The comments to the code indicate the three phases: acquire gene region and add the transcript annotation for informative plotting of the union of all exons; reduce the GenomicRatioSet (which inherits from RangedSummarizedExperiment) to the interval of interest, determined by both the gene model and the rad argument; use Gviz to construct plottable objects and plot them.
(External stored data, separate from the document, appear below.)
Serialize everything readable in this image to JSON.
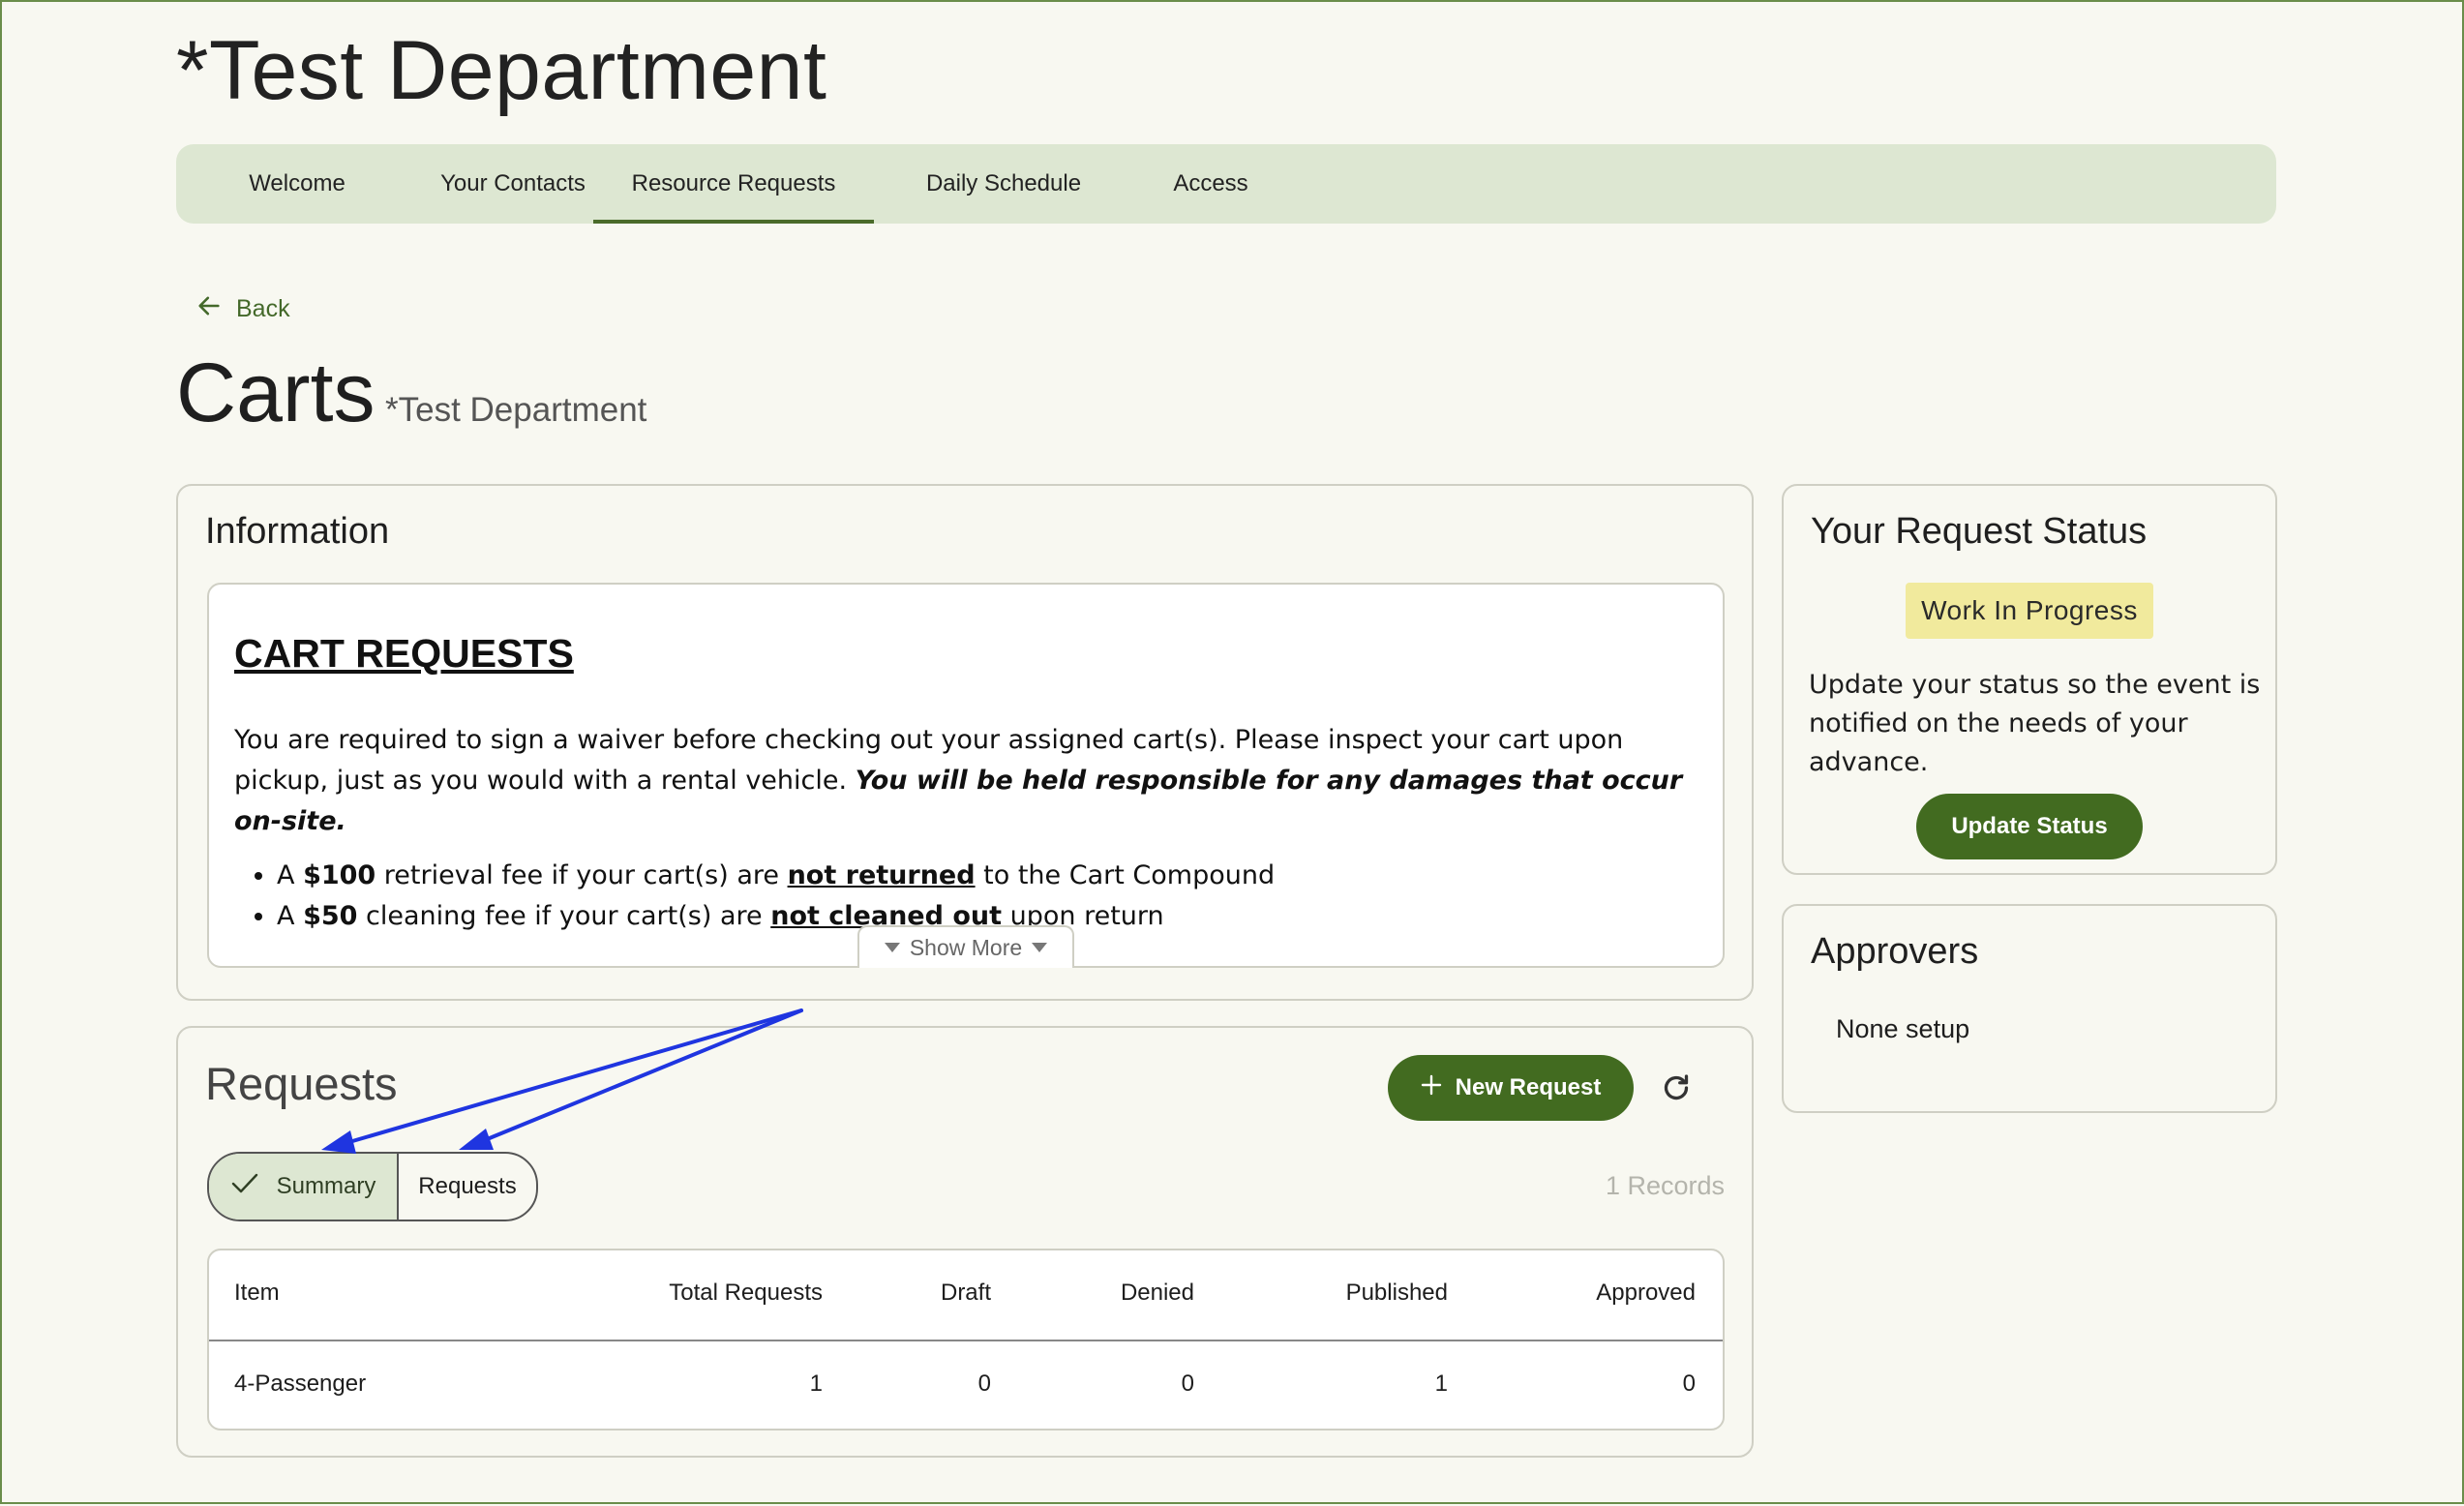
{
  "header": {
    "department_title": "*Test Department"
  },
  "nav": {
    "items": [
      "Welcome",
      "Your Contacts",
      "Resource Requests",
      "Daily Schedule",
      "Access"
    ],
    "active": "Resource Requests"
  },
  "back": {
    "label": "Back"
  },
  "page": {
    "title": "Carts",
    "subtitle": "*Test Department"
  },
  "information": {
    "title": "Information",
    "heading": "CART REQUESTS",
    "para_part1": "You are required to sign a waiver before checking out your assigned cart(s). Please inspect your cart upon pickup, just as you would with a rental vehicle. ",
    "para_emphasis": "You will be held responsible for any damages that occur on-site.",
    "bullet1": {
      "prefix": "A ",
      "amount": "$100",
      "middle": " retrieval fee if your cart(s) are ",
      "emph": "not returned",
      "suffix": " to the Cart Compound"
    },
    "bullet2": {
      "prefix": "A ",
      "amount": "$50",
      "middle": " cleaning fee if your cart(s) are ",
      "emph": "not cleaned out",
      "suffix": " upon return"
    },
    "show_more": "Show More"
  },
  "requests": {
    "title": "Requests",
    "new_request_label": "New Request",
    "segments": {
      "summary": "Summary",
      "requests": "Requests",
      "selected": "Summary"
    },
    "records_label": "1 Records",
    "table": {
      "columns": [
        "Item",
        "Total Requests",
        "Draft",
        "Denied",
        "Published",
        "Approved"
      ],
      "rows": [
        [
          "4-Passenger",
          "1",
          "0",
          "0",
          "1",
          "0"
        ]
      ]
    }
  },
  "status": {
    "title": "Your Request Status",
    "badge": "Work In Progress",
    "description": "Update your status so the event is notified on the needs of your advance.",
    "update_button": "Update Status"
  },
  "approvers": {
    "title": "Approvers",
    "text": "None setup"
  },
  "colors": {
    "accent": "#426b20",
    "nav_bg": "#dde7d2",
    "badge_bg": "#f1ea9d",
    "annotation_arrow": "#1f35e0",
    "page_bg": "#f8f8f1"
  },
  "icons": {
    "back": "arrow-left-icon",
    "add": "plus-icon",
    "refresh": "refresh-icon",
    "check": "check-icon",
    "show_more": "caret-down-icon"
  }
}
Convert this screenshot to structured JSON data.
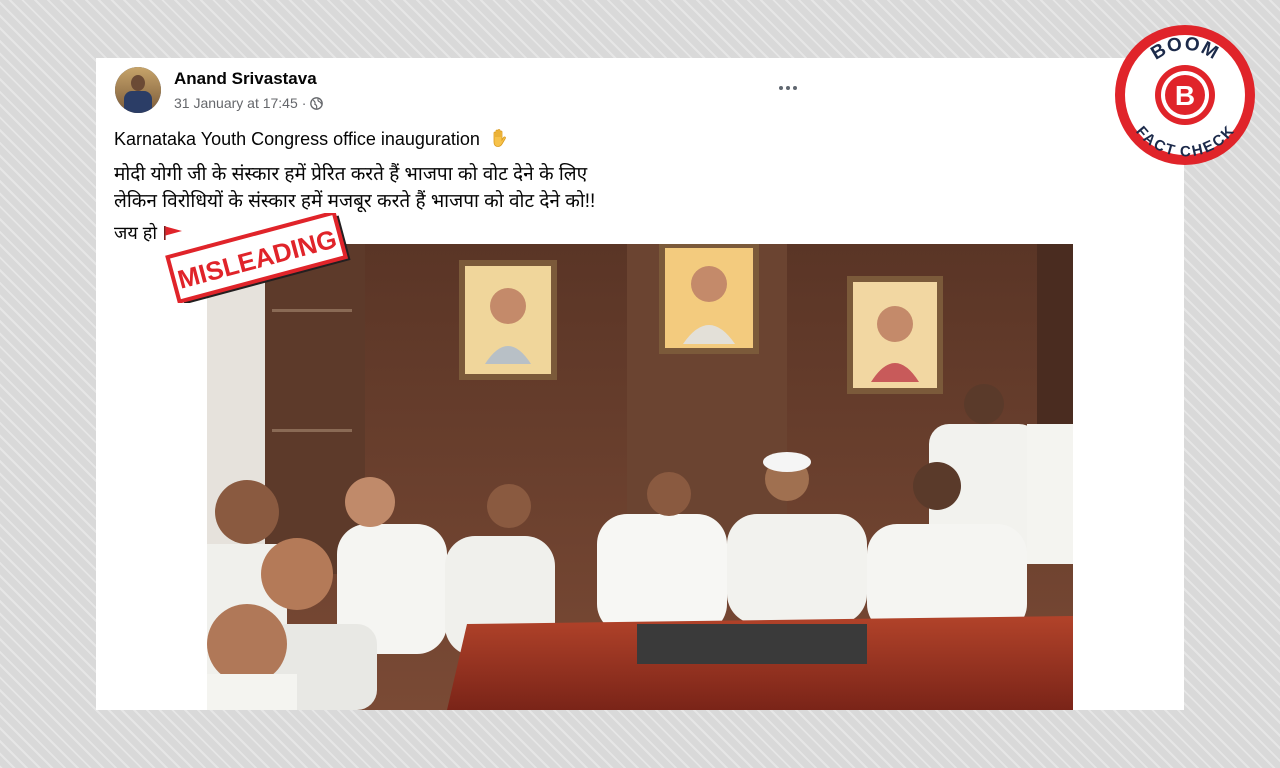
{
  "post": {
    "author": "Anand Srivastava",
    "date": "31 January at 17:45",
    "separator": "·",
    "privacy_icon": "globe-icon",
    "more_icon": "more-options-icon",
    "line1": "Karnataka Youth Congress office inauguration",
    "line1_emoji": "raised-hand-icon",
    "line2": "मोदी योगी जी के संस्कार हमें प्रेरित करते हैं भाजपा को वोट देने के लिए",
    "line3": "लेकिन विरोधियों के संस्कार हमें मजबूर करते हैं भाजपा को वोट देने को!!",
    "line4": "जय हो",
    "line4_emoji": "triangular-flag-icon"
  },
  "stamp": {
    "text": "MISLEADING",
    "color": "#e0242a"
  },
  "badge": {
    "top_text": "BOOM",
    "letter": "B",
    "bottom_text": "FACT CHECK",
    "color": "#e0242a"
  },
  "photo": {
    "description_icon": "group-photo"
  }
}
The details of Gviz are well-documented in the user manual for that package. We will return to the topic in the 6x component of this series. However, if you have entered the code correctly, you can generate gene-centric plots as follows:

MbyGene(glioMeth, symbol="TERT")

plot of chunk doplpl

The display allows us to see

The genomic context (chromosome and region in megabase units)
The structure of the gene of interest in a single line, representing a union of expressed intervals
The locations of 450k probes (x coordinates of data points in blue)
The between-sample variation in methylation estimates
The variation of methylation across the genomic region selected

In the 6x module we will learn how to use additional packages to create an interactive display of this type, allowing us to select genes and zoom into regions of interest ad libitum.

Footnotes

For more information about the GenomicRanges package, check out the PLOS Comp Bio paper, which the authors of GenomicRanges published:

http://www.ploscompbiol.org/article/info%3Adoi%2F10.1371%2Fjournal.pcbi.1003118

Also the software vignettes have a lot of details about the functionality. Check out the “An Introduction to GenomicRanges” vignette. All of the vignette PDFs are available here:

browseVignettes("GenomicRanges")

Or the help pages here:

help(package="GenomicRanges", help_type="html")

For users of bedtools, the HelloRanges package is useful for converting concepts between BED and GRanges conceptual frameworks.